QUEEN, n. A woman by whom the
realm is ruled when there is a king, and through whom
it is ruled when there is not.
QUILL, n. An implement of torture
yielded by a goose and commonly wielded by an ass.
This use of the quill is now obsolete, but its modern
equivalent, the steel pen, is wielded by the same everlasting
Presence.
QUIVER, n. A portable sheath
in which the ancient statesman and the aboriginal
lawyer carried their lighter arguments.
He extracted from his quiver,
Did the controversial
Roman,
An argument well fitted
To the question as submitted,
Then addressed it to the liver,
Of the unpersuaded
foeman.
Oglum P. Boomp
QUIXOTIC, adj. Absurdly chivalric,
like Don Quixote. An insight into the beauty
and excellence of this incomparable adjective is unhappily
denied to him who has the misfortune to know that the
gentleman’s name is pronounced Ke-ho-tay.

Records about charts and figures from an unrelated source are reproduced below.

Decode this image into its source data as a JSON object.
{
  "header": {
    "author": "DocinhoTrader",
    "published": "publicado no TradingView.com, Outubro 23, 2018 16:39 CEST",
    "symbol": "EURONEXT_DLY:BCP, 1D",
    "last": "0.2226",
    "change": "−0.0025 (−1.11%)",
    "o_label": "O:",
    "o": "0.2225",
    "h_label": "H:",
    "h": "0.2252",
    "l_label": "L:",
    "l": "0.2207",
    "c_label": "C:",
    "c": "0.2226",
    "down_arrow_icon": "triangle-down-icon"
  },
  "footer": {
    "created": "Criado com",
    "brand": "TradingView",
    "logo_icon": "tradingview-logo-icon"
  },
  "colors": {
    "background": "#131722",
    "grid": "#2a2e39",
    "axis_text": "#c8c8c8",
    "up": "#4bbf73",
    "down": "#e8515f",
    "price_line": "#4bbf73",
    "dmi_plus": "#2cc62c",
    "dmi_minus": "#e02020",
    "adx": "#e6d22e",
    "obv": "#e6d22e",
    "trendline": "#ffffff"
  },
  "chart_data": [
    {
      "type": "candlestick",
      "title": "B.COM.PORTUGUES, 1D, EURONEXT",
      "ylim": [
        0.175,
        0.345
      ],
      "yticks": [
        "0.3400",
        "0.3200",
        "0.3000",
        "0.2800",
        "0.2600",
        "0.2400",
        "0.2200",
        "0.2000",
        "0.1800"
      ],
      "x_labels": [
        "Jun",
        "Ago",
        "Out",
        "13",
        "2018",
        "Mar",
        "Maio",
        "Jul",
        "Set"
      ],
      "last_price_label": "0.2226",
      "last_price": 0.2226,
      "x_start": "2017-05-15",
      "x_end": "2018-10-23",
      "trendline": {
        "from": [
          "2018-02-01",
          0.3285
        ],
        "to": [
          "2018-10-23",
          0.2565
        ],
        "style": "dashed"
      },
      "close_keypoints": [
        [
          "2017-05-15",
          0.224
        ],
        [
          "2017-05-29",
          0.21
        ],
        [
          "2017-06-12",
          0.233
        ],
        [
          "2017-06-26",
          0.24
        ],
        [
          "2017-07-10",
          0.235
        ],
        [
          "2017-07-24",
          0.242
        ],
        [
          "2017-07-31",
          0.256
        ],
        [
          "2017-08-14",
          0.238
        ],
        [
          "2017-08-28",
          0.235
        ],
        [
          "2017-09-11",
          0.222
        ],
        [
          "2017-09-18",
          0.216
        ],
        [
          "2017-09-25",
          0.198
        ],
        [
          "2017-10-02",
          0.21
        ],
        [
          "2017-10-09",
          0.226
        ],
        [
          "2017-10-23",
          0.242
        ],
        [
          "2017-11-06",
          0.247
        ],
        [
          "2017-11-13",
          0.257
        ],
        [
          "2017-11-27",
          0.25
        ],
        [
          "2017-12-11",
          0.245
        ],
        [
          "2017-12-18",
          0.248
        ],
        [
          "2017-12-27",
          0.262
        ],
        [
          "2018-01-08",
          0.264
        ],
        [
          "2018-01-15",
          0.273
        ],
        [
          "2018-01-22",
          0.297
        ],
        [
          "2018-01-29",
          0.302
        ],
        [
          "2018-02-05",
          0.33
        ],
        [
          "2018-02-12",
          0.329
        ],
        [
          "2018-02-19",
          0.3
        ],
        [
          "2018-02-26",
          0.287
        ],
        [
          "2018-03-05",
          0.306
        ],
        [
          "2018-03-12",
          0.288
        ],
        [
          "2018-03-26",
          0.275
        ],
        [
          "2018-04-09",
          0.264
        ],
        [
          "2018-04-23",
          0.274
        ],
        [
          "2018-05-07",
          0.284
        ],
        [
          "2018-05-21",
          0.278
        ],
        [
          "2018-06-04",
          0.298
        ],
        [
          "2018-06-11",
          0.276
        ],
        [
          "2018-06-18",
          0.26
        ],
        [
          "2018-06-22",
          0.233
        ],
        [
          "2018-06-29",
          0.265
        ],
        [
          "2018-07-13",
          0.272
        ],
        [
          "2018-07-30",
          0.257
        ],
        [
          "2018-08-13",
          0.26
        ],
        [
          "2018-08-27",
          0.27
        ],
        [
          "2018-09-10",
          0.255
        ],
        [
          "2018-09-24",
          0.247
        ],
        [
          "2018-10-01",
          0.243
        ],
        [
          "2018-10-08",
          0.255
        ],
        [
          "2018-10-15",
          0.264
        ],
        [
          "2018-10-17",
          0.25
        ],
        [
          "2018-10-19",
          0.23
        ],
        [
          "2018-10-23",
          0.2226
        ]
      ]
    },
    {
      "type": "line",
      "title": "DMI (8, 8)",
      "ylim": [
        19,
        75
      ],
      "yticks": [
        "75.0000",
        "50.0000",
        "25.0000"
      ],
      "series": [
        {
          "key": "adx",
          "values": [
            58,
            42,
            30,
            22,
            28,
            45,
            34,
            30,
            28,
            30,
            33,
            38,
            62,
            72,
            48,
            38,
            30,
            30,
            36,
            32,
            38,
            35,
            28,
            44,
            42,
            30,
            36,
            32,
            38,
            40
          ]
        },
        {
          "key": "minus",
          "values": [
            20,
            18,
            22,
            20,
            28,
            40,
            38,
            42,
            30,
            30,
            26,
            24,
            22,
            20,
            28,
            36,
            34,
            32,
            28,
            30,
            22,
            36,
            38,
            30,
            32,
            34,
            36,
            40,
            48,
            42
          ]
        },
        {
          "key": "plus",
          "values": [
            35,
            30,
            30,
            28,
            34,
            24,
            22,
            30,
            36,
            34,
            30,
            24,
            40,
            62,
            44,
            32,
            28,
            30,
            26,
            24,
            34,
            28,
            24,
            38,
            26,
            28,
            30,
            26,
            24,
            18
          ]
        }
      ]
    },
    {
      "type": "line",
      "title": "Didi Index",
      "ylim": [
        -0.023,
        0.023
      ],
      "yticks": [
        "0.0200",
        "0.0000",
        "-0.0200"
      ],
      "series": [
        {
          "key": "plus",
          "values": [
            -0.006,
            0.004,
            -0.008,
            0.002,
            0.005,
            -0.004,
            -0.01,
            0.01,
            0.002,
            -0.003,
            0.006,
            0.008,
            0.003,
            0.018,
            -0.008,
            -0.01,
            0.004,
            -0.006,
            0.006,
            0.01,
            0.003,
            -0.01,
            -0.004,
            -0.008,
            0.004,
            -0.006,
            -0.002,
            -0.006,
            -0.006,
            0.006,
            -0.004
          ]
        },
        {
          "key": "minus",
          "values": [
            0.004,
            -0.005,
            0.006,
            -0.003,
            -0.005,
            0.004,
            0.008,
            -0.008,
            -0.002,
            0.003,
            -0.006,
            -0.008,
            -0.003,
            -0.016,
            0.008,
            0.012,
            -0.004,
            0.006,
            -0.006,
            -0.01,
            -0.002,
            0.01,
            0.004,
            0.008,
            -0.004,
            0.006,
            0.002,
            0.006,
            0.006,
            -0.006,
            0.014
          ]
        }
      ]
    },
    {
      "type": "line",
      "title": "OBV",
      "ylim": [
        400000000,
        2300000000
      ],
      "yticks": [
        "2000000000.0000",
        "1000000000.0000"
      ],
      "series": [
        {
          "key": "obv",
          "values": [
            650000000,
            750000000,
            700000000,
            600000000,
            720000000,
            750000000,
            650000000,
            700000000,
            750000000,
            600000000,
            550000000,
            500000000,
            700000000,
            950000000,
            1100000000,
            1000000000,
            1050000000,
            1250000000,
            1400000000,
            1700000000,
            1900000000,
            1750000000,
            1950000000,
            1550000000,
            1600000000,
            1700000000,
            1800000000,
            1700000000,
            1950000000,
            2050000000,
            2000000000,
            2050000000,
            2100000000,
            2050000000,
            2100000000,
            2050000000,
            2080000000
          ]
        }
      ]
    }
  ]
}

When ignorance from out of our lives can
banish
Philology, ’tis folly to know Spanish.
Juan Smith
QUORUM, n. A sufficient number
of members of a deliberative body to have their own
way and their own way of having it. In the United
States Senate a quorum consists of the chairman of
the Committee on Finance and a messenger from the
White House; in the House of Representatives, of the
Speaker and the devil.
QUOTATION, n. The act of repeating
erroneously the words of another. The words erroneously
repeated.
Intent on making his quotation truer,
He sought the page infallible of Brewer,
Then made a solemn vow that we would be
Condemned eternally. Ah, me, ah,
me!
Stumpo Gaker
QUOTIENT, n. A number showing
how many times a sum of money belonging to one person
is contained in the pocket of another —
usually about as many times as it can be got there.